## Algorithm writing

Processes are an everyday part of life. In order to influence the world around us, it is necessary to take some kind of action. These actions can be physical, or purely mental. To find the roots of a quadratic equation, to get yourself to work or school in the morning, to get in touch with someone — all of these things rely on algorithms; some nonempty sequence of initiatives one takes in order to bring reality to a different state. I have not defined “initiative”, but every initiative a person takes, regardless of how small (even something such as having a momentary thought) has an immediate effect. Indeed one may at first ask whether initiatives are themselves algorithms, and they are; but the idea of “algorithm” is essentially the composition of initiatives. In the first example you’re seeking a sequence of operations that will ultimately invoke a state in which you’re aware of the roots of the given quadratic equation. This desired state is unlikely to be realized exclusively by the action of say, removing your jacket. On the other hand, becoming aware of an alternative form of the equation (namely, the equation’s factored form, as a product of irreducible polynomials with coefficients from the complex field) does invoke such a state, because once you’ve reached this stage, you can read off the solutions. (In the complex polynomial ring, the fundamental theorem of algebra says that every irreducible polynomial is of degree at most 1.)

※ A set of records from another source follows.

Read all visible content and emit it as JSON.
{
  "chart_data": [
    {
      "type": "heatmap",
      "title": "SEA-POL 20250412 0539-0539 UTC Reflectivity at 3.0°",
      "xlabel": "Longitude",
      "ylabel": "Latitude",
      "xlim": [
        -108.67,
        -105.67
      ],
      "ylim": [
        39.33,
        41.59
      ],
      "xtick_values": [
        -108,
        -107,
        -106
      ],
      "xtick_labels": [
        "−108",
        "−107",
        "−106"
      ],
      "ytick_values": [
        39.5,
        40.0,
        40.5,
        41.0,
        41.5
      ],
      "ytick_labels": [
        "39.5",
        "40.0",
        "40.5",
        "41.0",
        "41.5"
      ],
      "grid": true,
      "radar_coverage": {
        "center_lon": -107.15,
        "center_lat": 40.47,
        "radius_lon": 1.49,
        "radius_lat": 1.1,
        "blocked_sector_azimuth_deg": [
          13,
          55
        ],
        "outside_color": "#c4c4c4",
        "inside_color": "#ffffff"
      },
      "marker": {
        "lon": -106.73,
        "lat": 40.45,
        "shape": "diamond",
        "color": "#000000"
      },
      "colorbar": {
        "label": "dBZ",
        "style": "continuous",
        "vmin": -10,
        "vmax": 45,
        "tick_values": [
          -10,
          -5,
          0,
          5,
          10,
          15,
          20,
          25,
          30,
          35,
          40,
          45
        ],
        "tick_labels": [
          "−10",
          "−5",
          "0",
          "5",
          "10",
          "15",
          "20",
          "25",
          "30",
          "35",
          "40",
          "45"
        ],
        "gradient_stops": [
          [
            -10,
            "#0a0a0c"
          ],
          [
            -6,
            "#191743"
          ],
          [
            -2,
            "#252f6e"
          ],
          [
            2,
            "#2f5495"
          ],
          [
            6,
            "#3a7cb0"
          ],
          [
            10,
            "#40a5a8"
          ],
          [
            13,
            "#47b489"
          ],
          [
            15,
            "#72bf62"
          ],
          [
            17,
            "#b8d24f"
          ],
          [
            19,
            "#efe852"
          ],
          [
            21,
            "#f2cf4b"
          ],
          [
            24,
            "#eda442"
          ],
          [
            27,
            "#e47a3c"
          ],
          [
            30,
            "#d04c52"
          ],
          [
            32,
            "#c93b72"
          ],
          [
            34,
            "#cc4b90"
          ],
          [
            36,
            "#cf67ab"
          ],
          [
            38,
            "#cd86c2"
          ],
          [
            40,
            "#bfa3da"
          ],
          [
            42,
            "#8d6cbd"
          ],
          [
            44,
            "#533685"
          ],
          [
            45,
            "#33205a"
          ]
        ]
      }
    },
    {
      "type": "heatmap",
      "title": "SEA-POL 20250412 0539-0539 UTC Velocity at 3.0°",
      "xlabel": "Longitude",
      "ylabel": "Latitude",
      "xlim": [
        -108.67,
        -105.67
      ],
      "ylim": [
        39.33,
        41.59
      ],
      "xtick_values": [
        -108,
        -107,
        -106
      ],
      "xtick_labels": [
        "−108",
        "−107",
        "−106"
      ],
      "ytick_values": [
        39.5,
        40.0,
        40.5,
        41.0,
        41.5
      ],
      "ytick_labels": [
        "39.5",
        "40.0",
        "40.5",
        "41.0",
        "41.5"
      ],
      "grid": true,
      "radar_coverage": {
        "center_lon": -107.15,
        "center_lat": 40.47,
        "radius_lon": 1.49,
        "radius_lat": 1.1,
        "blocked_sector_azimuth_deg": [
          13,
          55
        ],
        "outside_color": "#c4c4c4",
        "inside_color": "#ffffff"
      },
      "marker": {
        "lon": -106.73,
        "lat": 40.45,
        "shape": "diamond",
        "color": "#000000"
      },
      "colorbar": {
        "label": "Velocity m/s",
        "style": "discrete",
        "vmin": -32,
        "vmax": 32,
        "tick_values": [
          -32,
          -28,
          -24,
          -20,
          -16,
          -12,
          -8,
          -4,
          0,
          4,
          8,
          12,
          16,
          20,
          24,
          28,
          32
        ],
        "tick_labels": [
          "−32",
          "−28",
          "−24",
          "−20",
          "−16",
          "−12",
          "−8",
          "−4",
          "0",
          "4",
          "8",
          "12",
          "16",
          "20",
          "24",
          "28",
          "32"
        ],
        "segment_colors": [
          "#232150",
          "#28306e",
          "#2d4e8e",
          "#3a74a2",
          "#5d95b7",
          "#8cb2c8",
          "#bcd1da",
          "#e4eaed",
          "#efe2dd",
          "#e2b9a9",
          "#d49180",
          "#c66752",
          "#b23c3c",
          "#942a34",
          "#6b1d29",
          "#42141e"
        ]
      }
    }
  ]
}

Some time ago, I recall reading that some shockingly small statistic of programmers were capable of implementing a binary search that functioned the first time around. This illustrates a trend which I’ve observed for years. It seems to me that the average programmer begins writing an algorithm before truly understanding its underlying essence. Consider the insertion of $L_1$ into $L_2$, where these are singly linked lists of size $N$ and $M$ respectively, with unique elements, in order with respect to some total order $\leq$, that is, $a_1 < a_2 < \ldots < a_k$. The algorithm that comes to mind immediately is one which runs in $O(N+M)$ time. We take the first element $a_1$ of $L_1$ and look at the first element $b_1$ of $L_2$. (During the entire traversal of $L_2$ in seeking an insertion spot, if we ever see something equal to $a_i$, we save our position and continue to the next element of $L_1$, since we do not want duplicate elements.) If $a_1 < b_1$ then we must create a new list node containing $a_1$, and point it to the head of $L_2$. We then store this as the new head of $L_2$. On the other hand if $a_1 > b_1$, then we go on to the next element $b_2$ of $L_2$. The first element we find greater than $a_1$, we will insert $a_1$ in front of. (If we never find such an element then $a_1$ belongs at the end.)

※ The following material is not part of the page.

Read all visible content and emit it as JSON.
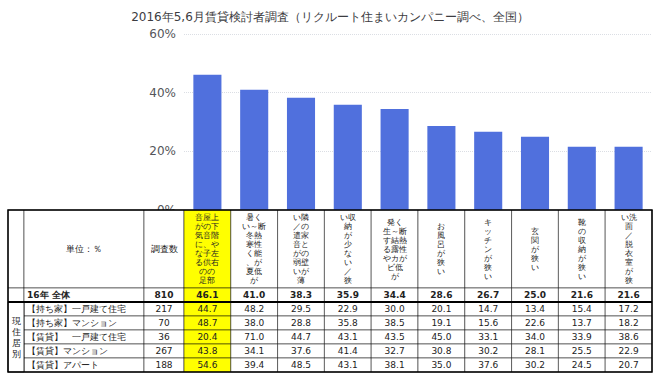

When writing such algorithms it is important to consider the states of your data structures before and after the application of said algorithm. In the case I described above, since we are in-order inserting $L_1$ into $L_2$, the invariant we must pay attention to is that $L_2$ is sorted (another important invariant is that it has unique elements). It is assumed by the algorithm to be sorted, and if the algorithm is designed correctly, then it will still be sorted once we are done. Proving rigorously that these invariants are preserved by an algorithm is the only sure-fire way a programmer can be sure that his code is sane. An insertion such as the one I described seems intuitively simple, but nevertheless its implementation turns out to be rather nontrivial and subtle. (This is a recurring theme in mathematics and computer science.) Honestly, if I was ever asked on-the-spot to give an implementation of some similar algorithm, I’d probably just admit that I couldn’t do it. I could probably give an intuitive description of what it does, but really there is so much going on in that kind of thing that I wouldn’t be able to keep track of it all.

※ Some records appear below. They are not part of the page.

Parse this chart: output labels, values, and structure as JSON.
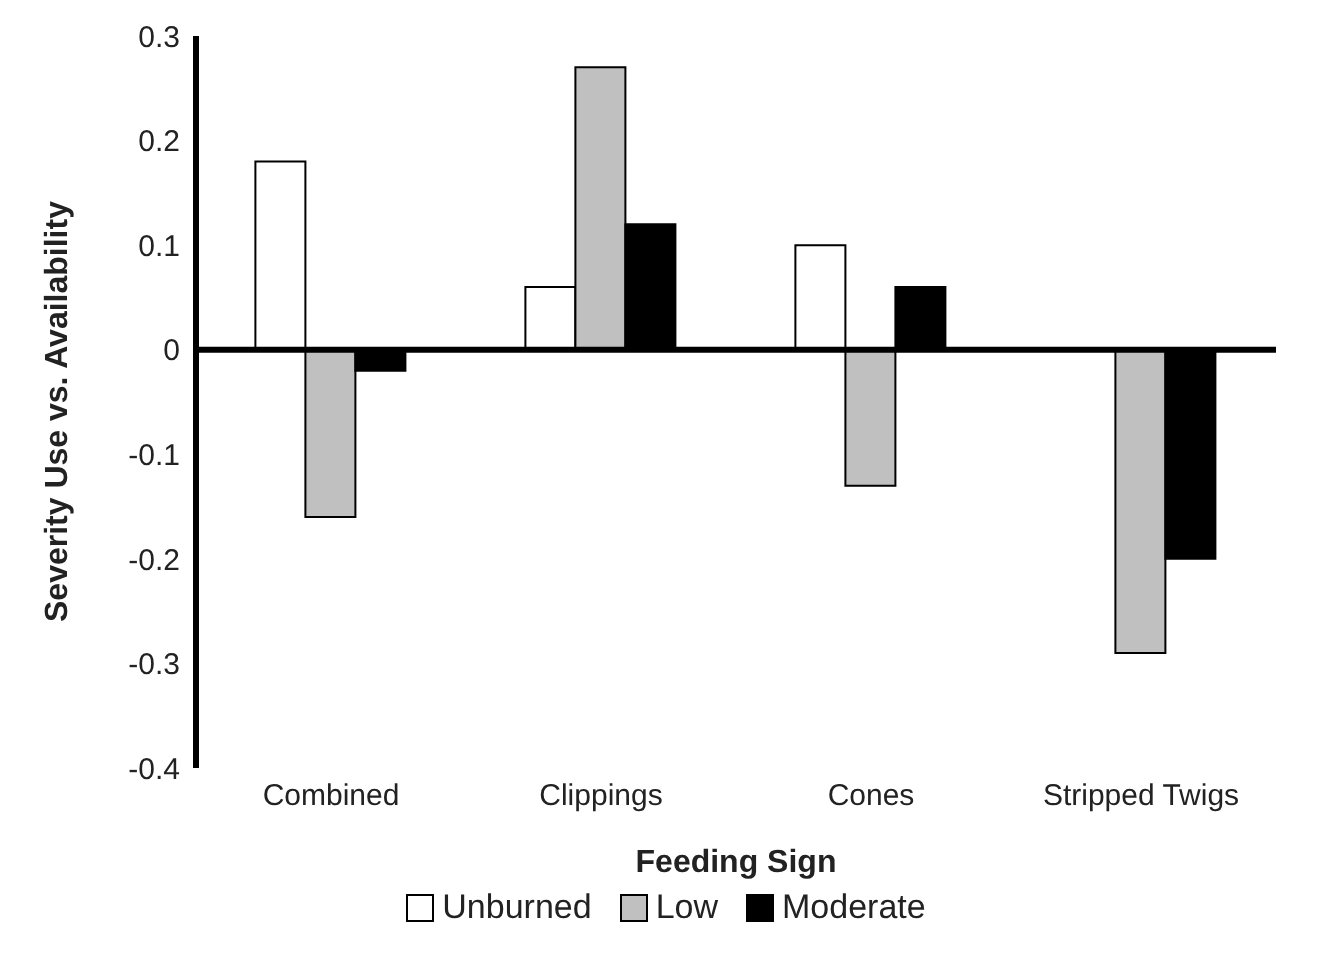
{
  "chart_data": {
    "type": "bar",
    "xlabel": "Feeding Sign",
    "ylabel": "Severity Use vs. Availability",
    "categories": [
      "Combined",
      "Clippings",
      "Cones",
      "Stripped Twigs"
    ],
    "series": [
      {
        "name": "Unburned",
        "color": "#ffffff",
        "values": [
          0.18,
          0.06,
          0.1,
          0
        ]
      },
      {
        "name": "Low",
        "color": "#c0c0c0",
        "values": [
          -0.16,
          0.27,
          -0.13,
          -0.29
        ]
      },
      {
        "name": "Moderate",
        "color": "#000000",
        "values": [
          -0.02,
          0.12,
          0.06,
          -0.2
        ]
      }
    ],
    "ylim": [
      -0.4,
      0.3
    ],
    "yticks": [
      -0.4,
      -0.3,
      -0.2,
      -0.1,
      0,
      0.1,
      0.2,
      0.3
    ],
    "legend": "bottom"
  }
}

My previous statement is one of the points I use to defend myself when people ask me why I study both pure mathematics and computer science. In reality, most phenomena are not quite as simple and shallow as we see them. They are subtle. This is why so much money is spent paying people to triple-check corporate infrastructures for security loopholes, rigorously and mercilessly debug software, et cetera. Pure mathematics cannot be studied at the university level without developing a sharp skill for precise reasoning. There was a time when the same was true for computer science, but that time has passed. Many undergraduate CS degrees offered today dilute the true mathematical heart of the discipline. The significance of such degrees, in a lot of professional contexts, is something I bear cynicism towards. So, good footing for future studies in theoretical computer science (should I choose to do so) is one of the many things I will gain from studying pure mathematics.

Since most programmers are not paid nearly enough to have to write out rigorous proofs of an algorithm’s correctness (not to mention the fact that a lot of them probably aren’t even capable of doing so), we have the wonderful thing that is known as debugging. At the end of the day, debugging is the “95% reliable” solution, compared to formal checking which is truly “100% reliable”. However, due to the overheads incurred, applying formal methods to large, unwieldy systems simply becomes inadmissible. Hence, I think debugging is here to stay. It’s among the important skills every software developer should have. And that’s all I’ve got to say for now.